The past is different when you recognize the people in the pictures. Or, in the case of the video for “Run,” the cheesy ’80s dance shows:

This is pretty clearly a hallmark of Cee Lo’s — if there was one thing that was clear about his performances and his coaching on The Voice, it was how much he loves to invoke different eras.

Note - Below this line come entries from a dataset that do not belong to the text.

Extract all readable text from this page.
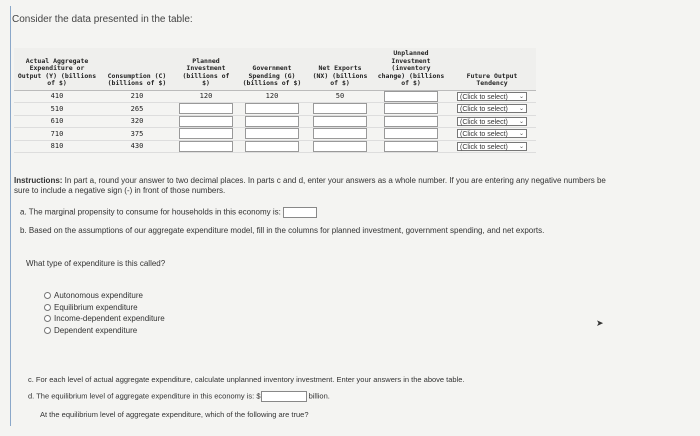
Consider the data presented in the table:
Actual Aggregate Expenditure or Output (Y) (billions of $)	Consumption (C) (billions of $)	Planned Investment (billions of $)	Government Spending (G) (billions of $)	Net Exports (NX) (billions of $)	Unplanned Investment (inventory change) (billions of $)	Future Output Tendency
410	210	120	120	50		(Click to select) ⌄

510	265					(Click to select) ⌄

610	320					(Click to select) ⌄

710	375					(Click to select) ⌄

810	430					(Click to select) ⌄
Instructions: In part a, round your answer to two decimal places. In parts c and d, enter your answers as a whole number. If you are entering any negative numbers be sure to include a negative sign (-) in front of those numbers.
a. The marginal propensity to consume for households in this economy is:
b. Based on the assumptions of our aggregate expenditure model, fill in the columns for planned investment, government spending, and net exports.
What type of expenditure is this called?
Autonomous expenditure
Equilibrium expenditure
Income-dependent expenditure
Dependent expenditure
➤
c. For each level of actual aggregate expenditure, calculate unplanned inventory investment. Enter your answers in the above table.
d. The equilibrium level of aggregate expenditure in this economy is: $	billion.
At the equilibrium level of aggregate expenditure, which of the following are true?
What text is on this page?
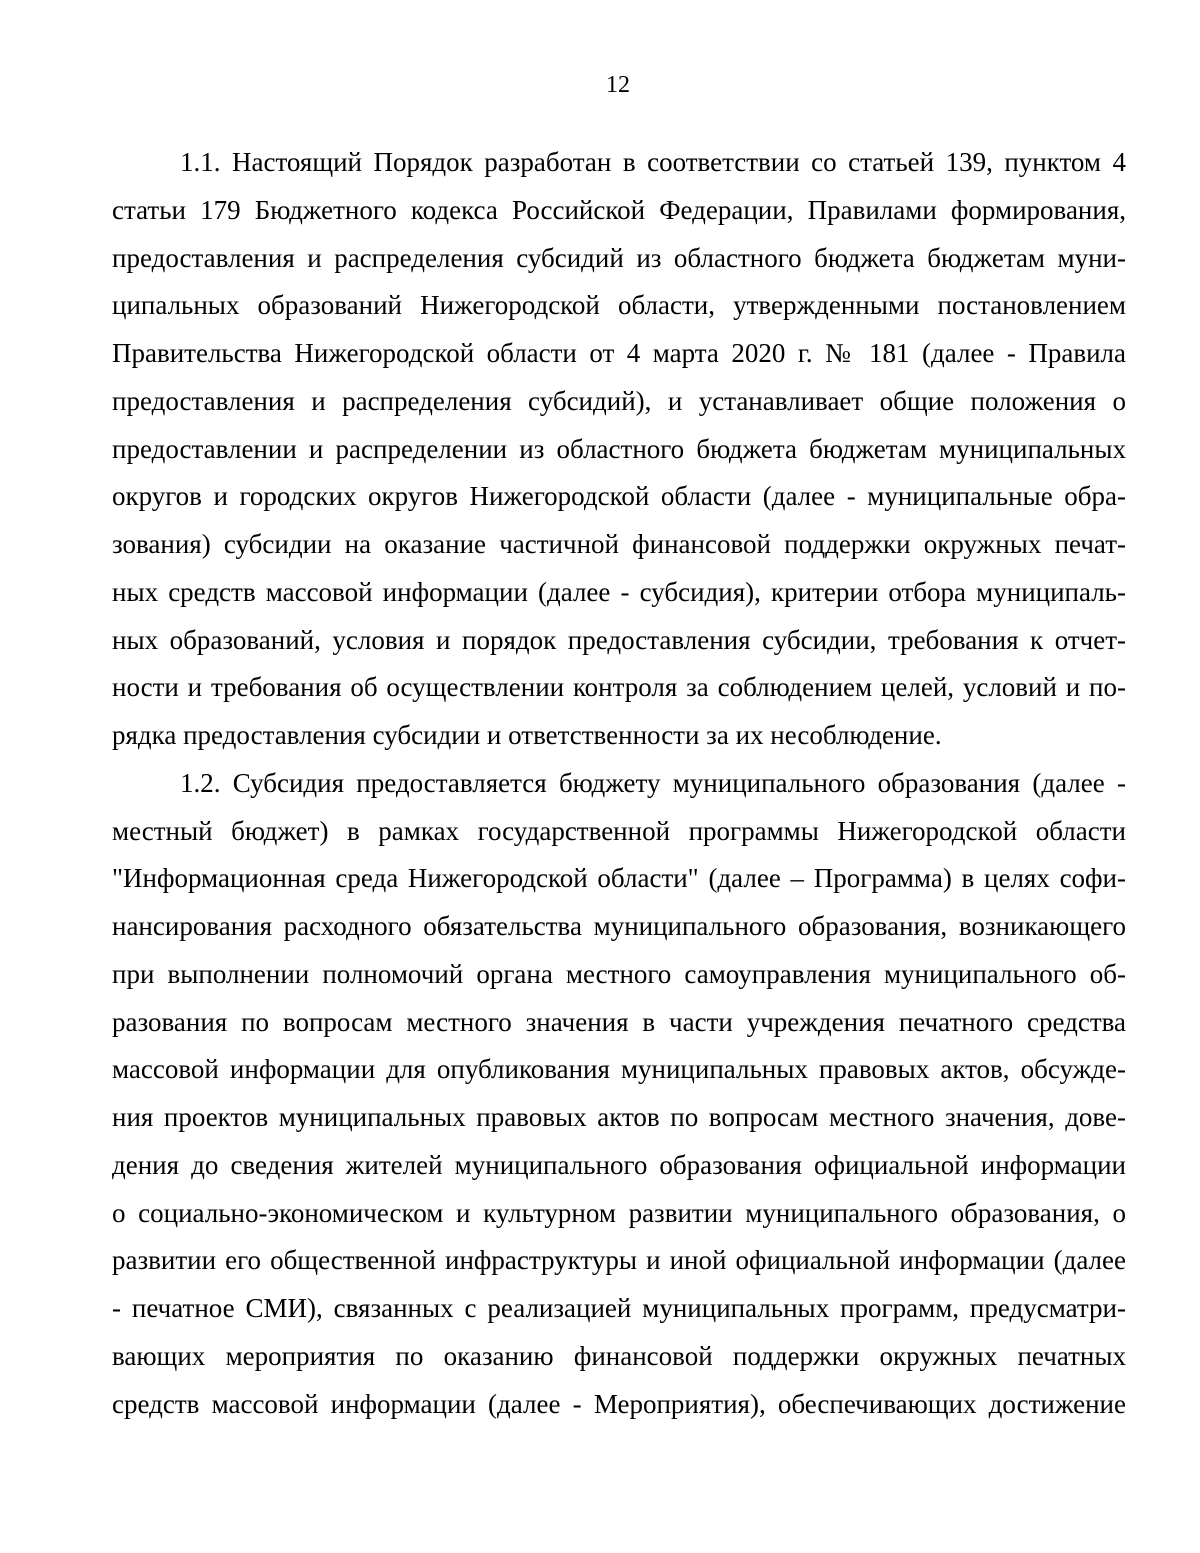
12
1.1. Настоящий Порядок разработан в соответствии со статьей 139, пунктом 4
статьи 179 Бюджетного кодекса Российской Федерации, Правилами формирования,
предоставления и распределения субсидий из областного бюджета бюджетам муни-
ципальных образований Нижегородской области, утвержденными постановлением
Правительства Нижегородской области от 4 марта 2020 г. № 181 (далее - Правила
предоставления и распределения субсидий), и устанавливает общие положения о
предоставлении и распределении из областного бюджета бюджетам муниципальных
округов и городских округов Нижегородской области (далее - муниципальные обра-
зования) субсидии на оказание частичной финансовой поддержки окружных печат-
ных средств массовой информации (далее - субсидия), критерии отбора муниципаль-
ных образований, условия и порядок предоставления субсидии, требования к отчет-
ности и требования об осуществлении контроля за соблюдением целей, условий и по-
рядка предоставления субсидии и ответственности за их несоблюдение.
1.2. Субсидия предоставляется бюджету муниципального образования (далее -
местный бюджет) в рамках государственной программы Нижегородской области
"Информационная среда Нижегородской области" (далее – Программа) в целях софи-
нансирования расходного обязательства муниципального образования, возникающего
при выполнении полномочий органа местного самоуправления муниципального об-
разования по вопросам местного значения в части учреждения печатного средства
массовой информации для опубликования муниципальных правовых актов, обсужде-
ния проектов муниципальных правовых актов по вопросам местного значения, дове-
дения до сведения жителей муниципального образования официальной информации
о социально-экономическом и культурном развитии муниципального образования, о
развитии его общественной инфраструктуры и иной официальной информации (далее
- печатное СМИ), связанных с реализацией муниципальных программ, предусматри-
вающих мероприятия по оказанию финансовой поддержки окружных печатных
средств массовой информации (далее - Мероприятия), обеспечивающих достижение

In stark contrast to the period throwbacks, another one of their staples seems to be body horror, delivered in variable doses. There’s the delightfully weird “Who’s Gonna Save My Soul,” which manages to take the cliche of an awkward couple in a diner and do something really strange and wonderful with it — I’d love to watch a romantic comedy this sad and frank. And Gnarls Barkley did something similarly body-horror-y in the clip for “Gone Daddy Gone,” where we’re expected to sympathize with insects and dust mites (I don’t think this is nearly as much of an accomplishment as the others, but the colors are fun, as is the inversion of the annoyingly perfect housewife trope):

I don’t know if that’s something that comes from Danger Mouse, though the video for Broken Bells’ “The Ghost Inside” derives a lot of its power from forcing us to watch Christina Hendricks dismantle her own body:

Obviously, much credit is due to the directors of all of these videos. But it’s still really impressive to see how hot Gnarls Barkley’s streak was there for a while.